The longest known cave in the world is Mammoth Cave, located in south-central Kentucky, just outside of Bowling Green. Now a national park, you may be amazed by more than just its geological wonders. Here are fun facts about Mammoth Cave.
– Mammoth Cave is a UNESCO World Heritage site in part because it “illustrates a number of stages of the Earth’s evolutionary history and contains ongoing geological processes and unique wildlife.” It earned that distinction in 1981.
– Speaking of wildlife, UNESCO says “the flora and fauna of the cave is the richest caverniculous wildlife known, numbering over 130 species, of which 14 species of troglobites and troglophiles are known only to exist here.” Three endangered species live in the cave – Kentucky cave shrimp, Indiana Bat, and Gray bat.

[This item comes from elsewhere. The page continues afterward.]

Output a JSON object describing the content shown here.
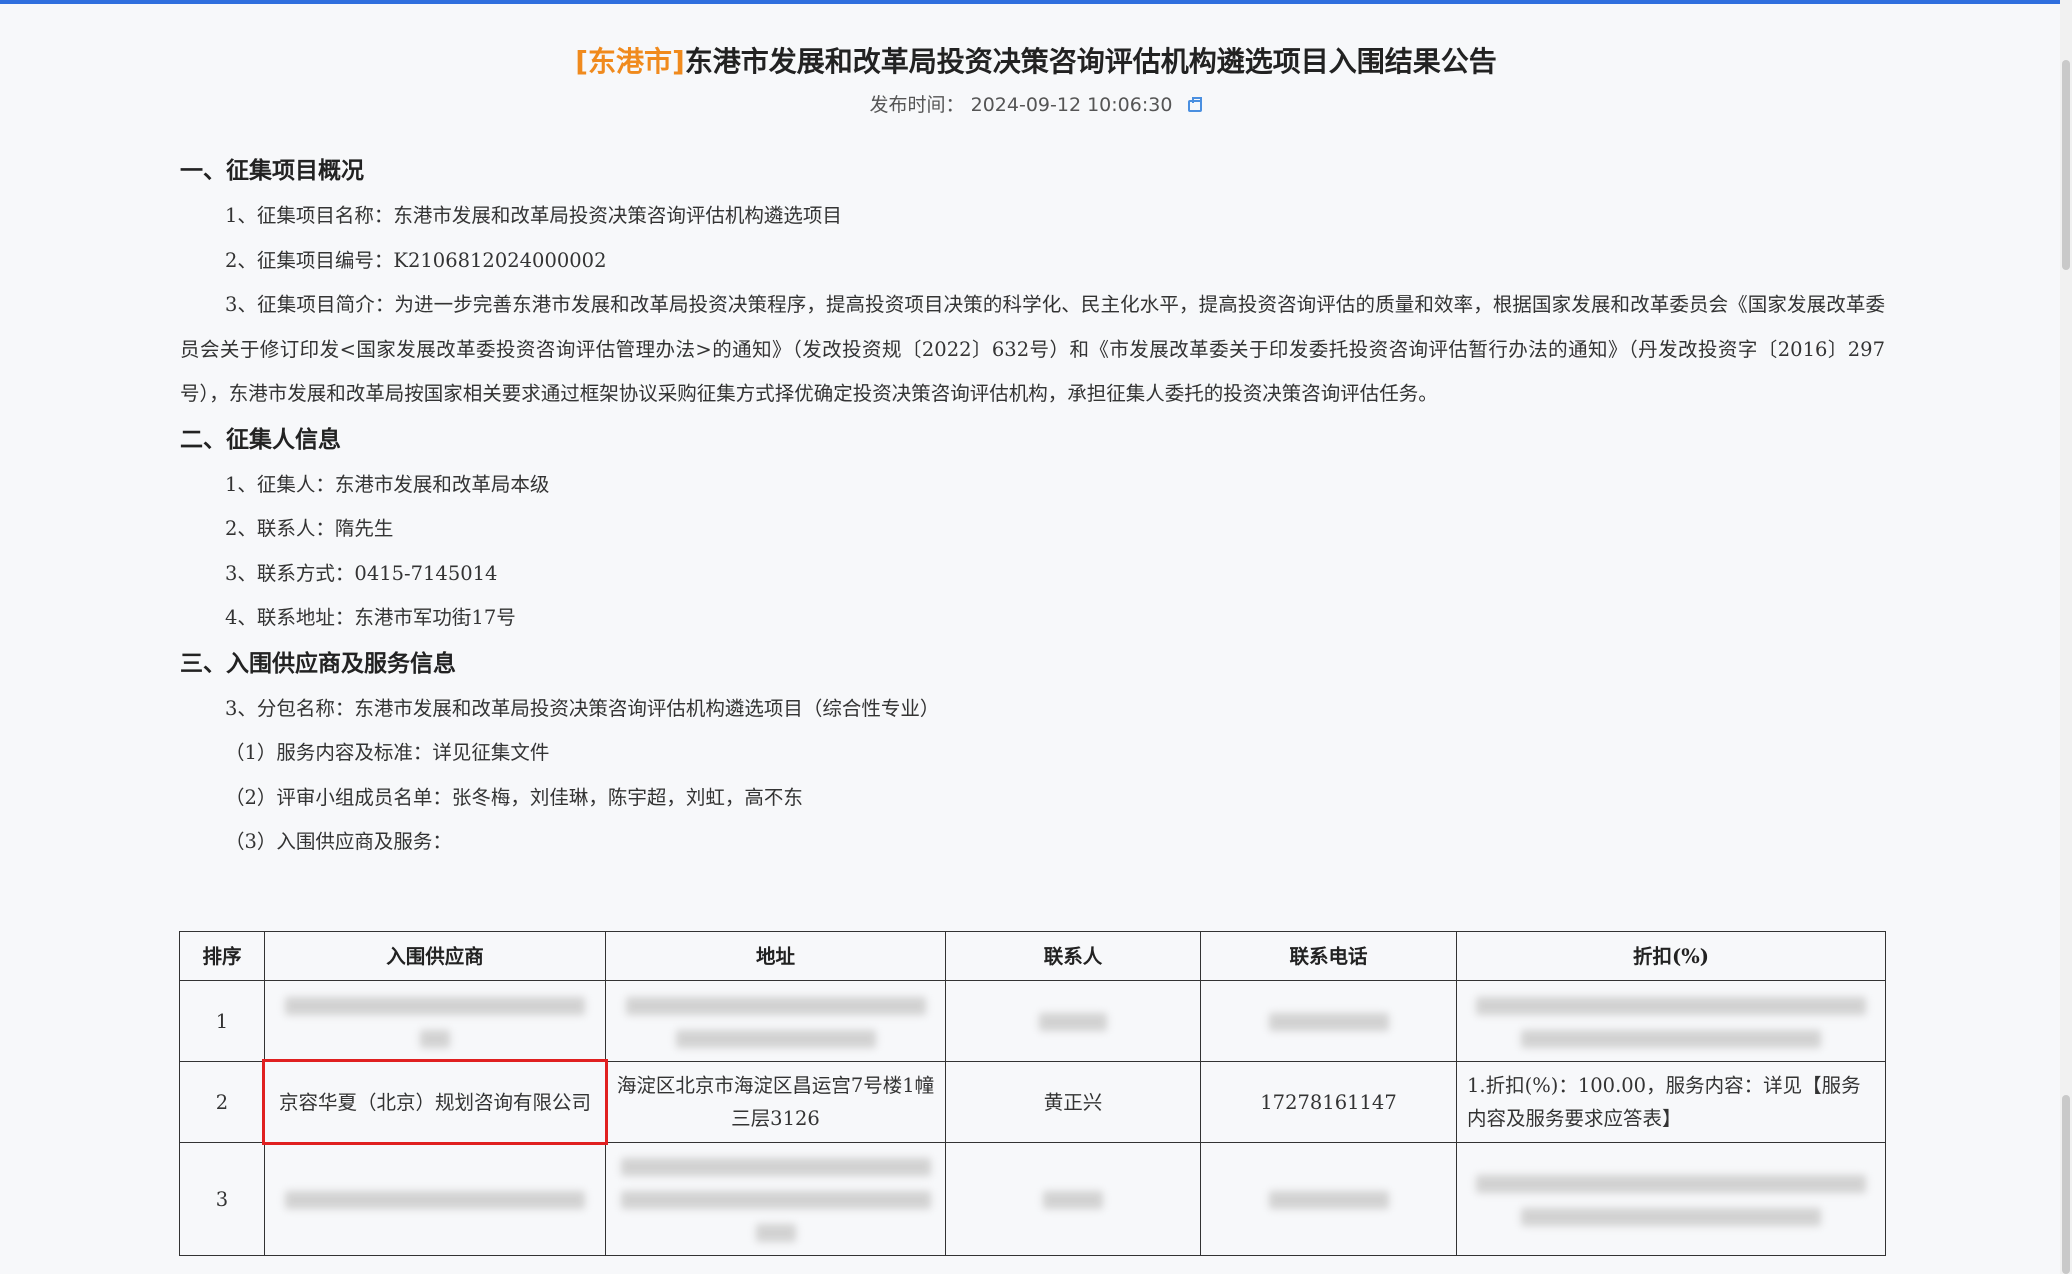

– Native Americans discovered Mammoth Cave around 4,000 years ago and used it for 2,000 years.
– Settlers of European origin found it in the late 1790’s, and tours began in 1816, making it one of the nation’s oldest tourist attractions.
– Mammoth Cave was privately owned for more than century. In 1926, Congress authorized the formation of a national park in the area but Mammoth Cave National Park was not officially established in 1941.
– The Cave Research Foundation has mapped more than 390 miles of Mammoth Cave, but nobody knows exactly how much cave is down there. There are 14 miles of developed cave trails.
– The temperature in the cave typically stays in the 50s, ranging from between 54 and 60 degrees Fahrenheit. Temperatures at the entrances, however, vary a bit more depending on the season.
– Each year, around 650,000 people visit the park and 400,000 of them go on a cave tour.
– The Drapery Room is a part of the cave made up of limestone walls covered in dripstone that looks like swaths of fabric, hence the name.
– Water combined with carbon dioxide from either the air or soil to form carbonic acid in the cave, and that acid dissolved the limestone, forming the cave.
– The roof of the cave is made of shale and sandstone. Unlike limestone, it does not dissolve easily and keeps the cave dry.
– You can see sea fossils of sea creatures in the walls of the cave.
– Stalactites hang down from the ceiling of the cave (you can remember that stalactites hold tight to the ceiling) and often begin as soda straws, which are thing and hollow.
– Cave popcorn is not edible. It forms when splashing water coats the walls with redeposited limestone.
– During the War of 1812, slaves mined Mammoth Cave for saltpetre, the main ingredient in gunpowder.
Here are some tips for visiting:
- The park can get crowded, so book your cave tour in advance here. For an easy tour that works for all ages, do the Frozen Niagara tour. It’s also the shortest. If you have kids who are more agile and adventurous, try the Domes and Dripstones Tour. Really hard core? Then maybe the Violet City Lantern Tour is for you.
- Wear layers! (See above for how cool it can be in the cave, which feels especially chilly in the hot, humid summer months.)
- Should you need a taste treat after a cave tour, check out Spelunkers Mammoth Cave National Park. They serve delicious ice cream locally made at Chaney’s Dairy Barn.